China’s Mini-Drama Film Bases Feel Pressure as Producers Pivot to AI(Yicai) March 13 -- China’s booming short drama industry is undergoing a major shift as artificial intelligence reshapes production economics, leading to job losses, company closures, and falling demand for mini-drama studios.
The disruption comes as companies increasingly replace live-action productions with AI-generated content due to significantly lower costs. The transition is also weakening the advantages that helped cities such as Xi’an and Zhengzhou emerge as major short-drama production hubs.
According to a report by the China Netcasting Services Association, China’s short-drama market reached CNY50.4 billion (USD7.3 billion) in 2024, up 35 percent from a year earlier and surpassing China’s annual box office revenue for the first time. The micro-short drama sector directly employs about 219,000 people and indirectly supports another 428,000 jobs, creating about 647,000 employment opportunities.
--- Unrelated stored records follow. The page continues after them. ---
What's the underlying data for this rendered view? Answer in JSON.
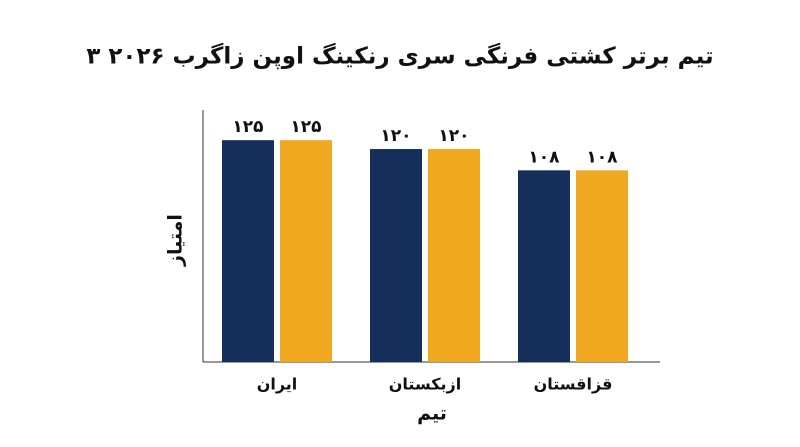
{
  "chart_data": {
    "type": "bar",
    "title": "۳ تیم برتر کشتی فرنگی سری رنکینگ اوپن زاگرب ۲۰۲۶",
    "x_label": "تیم",
    "y_label": "امتیاز",
    "categories": [
      "ایران",
      "ازبکستان",
      "قزاقستان"
    ],
    "series": [
      {
        "color": "#152e5a",
        "values": [
          125,
          120,
          108
        ],
        "value_labels": [
          "۱۲۵",
          "۱۲۰",
          "۱۰۸"
        ]
      },
      {
        "color": "#f0a820",
        "values": [
          125,
          120,
          108
        ],
        "value_labels": [
          "۱۲۵",
          "۱۲۰",
          "۱۰۸"
        ]
      }
    ],
    "ylim": [
      0,
      142
    ]
  }
}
The changes highlight how AI could further reshape the industry’s employment structure and production model, as companies cut costs and reduce reliance on physical filming infrastructure.
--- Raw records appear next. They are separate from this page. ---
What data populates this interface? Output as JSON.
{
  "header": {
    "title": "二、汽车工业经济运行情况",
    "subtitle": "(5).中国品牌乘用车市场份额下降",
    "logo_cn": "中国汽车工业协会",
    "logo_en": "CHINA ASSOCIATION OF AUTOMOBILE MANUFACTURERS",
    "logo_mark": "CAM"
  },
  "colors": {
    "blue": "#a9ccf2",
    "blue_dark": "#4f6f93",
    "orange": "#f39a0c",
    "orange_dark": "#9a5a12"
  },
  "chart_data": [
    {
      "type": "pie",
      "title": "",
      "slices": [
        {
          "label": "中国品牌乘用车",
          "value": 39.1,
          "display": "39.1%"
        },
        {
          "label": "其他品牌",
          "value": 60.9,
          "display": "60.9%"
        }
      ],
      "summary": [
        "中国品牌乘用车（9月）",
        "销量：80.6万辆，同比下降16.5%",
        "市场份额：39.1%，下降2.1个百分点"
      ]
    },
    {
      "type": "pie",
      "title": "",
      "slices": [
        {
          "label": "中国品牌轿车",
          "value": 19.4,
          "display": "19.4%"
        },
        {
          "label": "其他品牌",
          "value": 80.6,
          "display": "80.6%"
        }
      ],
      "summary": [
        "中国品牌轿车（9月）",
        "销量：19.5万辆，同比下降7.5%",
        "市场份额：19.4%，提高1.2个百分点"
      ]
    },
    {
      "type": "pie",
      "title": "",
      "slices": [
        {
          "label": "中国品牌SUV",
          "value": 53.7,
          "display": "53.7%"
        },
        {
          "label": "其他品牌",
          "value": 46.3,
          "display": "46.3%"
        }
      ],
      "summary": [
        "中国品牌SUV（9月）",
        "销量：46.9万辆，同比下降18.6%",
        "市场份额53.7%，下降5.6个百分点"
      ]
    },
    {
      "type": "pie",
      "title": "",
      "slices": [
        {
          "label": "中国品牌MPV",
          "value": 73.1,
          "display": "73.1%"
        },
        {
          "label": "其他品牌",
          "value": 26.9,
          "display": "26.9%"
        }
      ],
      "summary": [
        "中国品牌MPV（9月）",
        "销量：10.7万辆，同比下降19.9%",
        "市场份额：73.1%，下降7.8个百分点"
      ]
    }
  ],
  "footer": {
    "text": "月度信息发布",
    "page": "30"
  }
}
Industry Workers and Film Bases Feel Immediate Pressure
Before this year’s Chinese New Year, Wang Benzhi secured a production manager role at a short-drama company and planned to start after the holiday. However, his start date was repeatedly delayed, and earlier this month he was told the company had halted its live-action project and was fully shifting to AI productions, eliminating the need for his position, he told Yicai.
Wang said he has contacted several other short-drama companies, only to find many had already transitioned to AI production while others had shut down entirely. As a result, securing stable employment in the sector has become increasingly difficult.
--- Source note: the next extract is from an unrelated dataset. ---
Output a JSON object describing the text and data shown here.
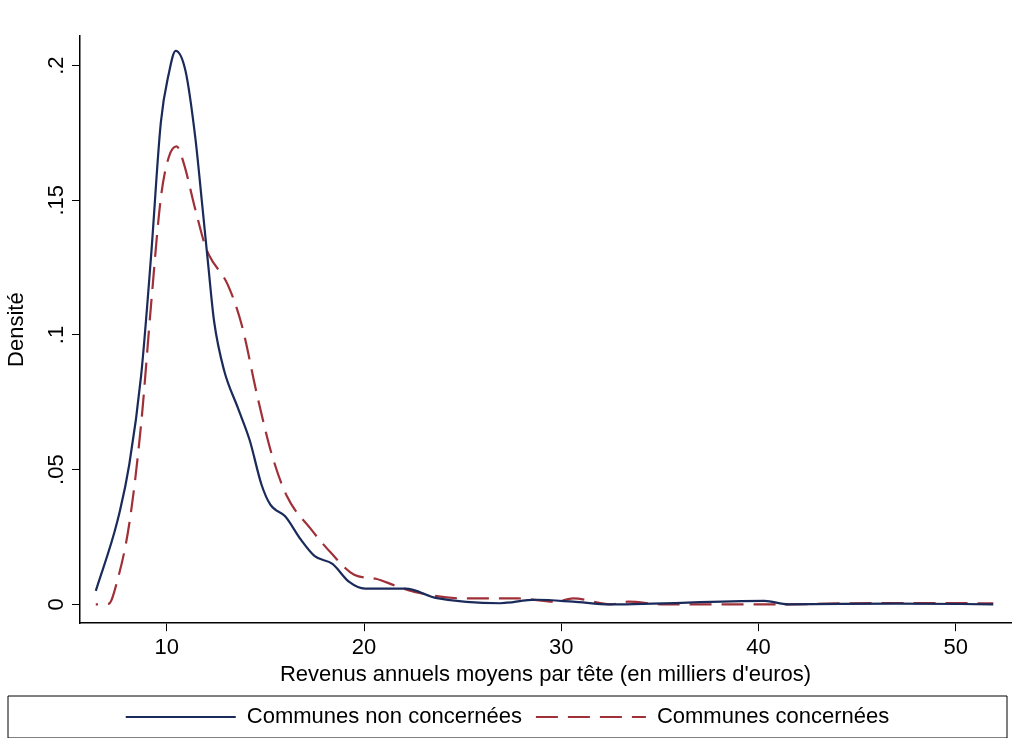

Liu Gangtao, an employee at the Dream Factory Studio Base in Xi’an, said the facility’s filming schedule used to be updated almost weekly last year due to strong demand. Now, as of March, less than half the schedule board is filled.
“During the busy times last year, there were usually seven or eight production crews filming simultaneously at the base,” Liu said. He added that heavy electricity use sometimes caused voltage instability and even burned out transformers.
However, when Yicai visited the site recently, only two production crews were filming, including one long-term client that had signed an annual framework agreement. Such clients were introduced this year, with the base offering about a 40 percent discount compared with standard rental rates.
Managers at several short-drama filming bases in Zhengzhou also told Yicai that while previous years saw constant activity during this period, it is now common to go half a day without seeing a single production crew.
Several cities without strong traditional film and television industries rapidly developed into “short-drama capitals,” including Xi’an and Zhengzhou.
According to Xi’an Daily, the city had more than 200 short-video production companies by 2023, with about 60 percent of China’s micro-short dramas produced there. The boom also led to the development of film bases and industrial parks supporting the upstream and downstream segments of the industry.
AI Reshapes Short Drama Production Economics
However, the rise of AI has significantly altered the live-action short-drama market. Wu Qiang, head of a Xi’an-based short-drama production company, told Yicai that producing an 80-episode series previously required more than CNY300,000 (USD43,570) in actor salaries alone, with total costs exceeding CNY400,000.
Using AI, however, production costs can fall to just over CNY100,000, he said, as there is no need to hire actors or rent props and locations, with a single computer able to complete the work. Actor costs have effectively fallen to near zero, demand for physical filming locations has shifted toward computing power rentals, and post-production editing is increasingly being replaced by algorithms.
Wu added that cities such as Xi’an and Zhengzhou rose quickly as short-drama centers largely because of their relatively low costs for locations, materials, and labor, which enabled low-cost industrialized production. With the rise of AI, however, those cost advantages are disappearing.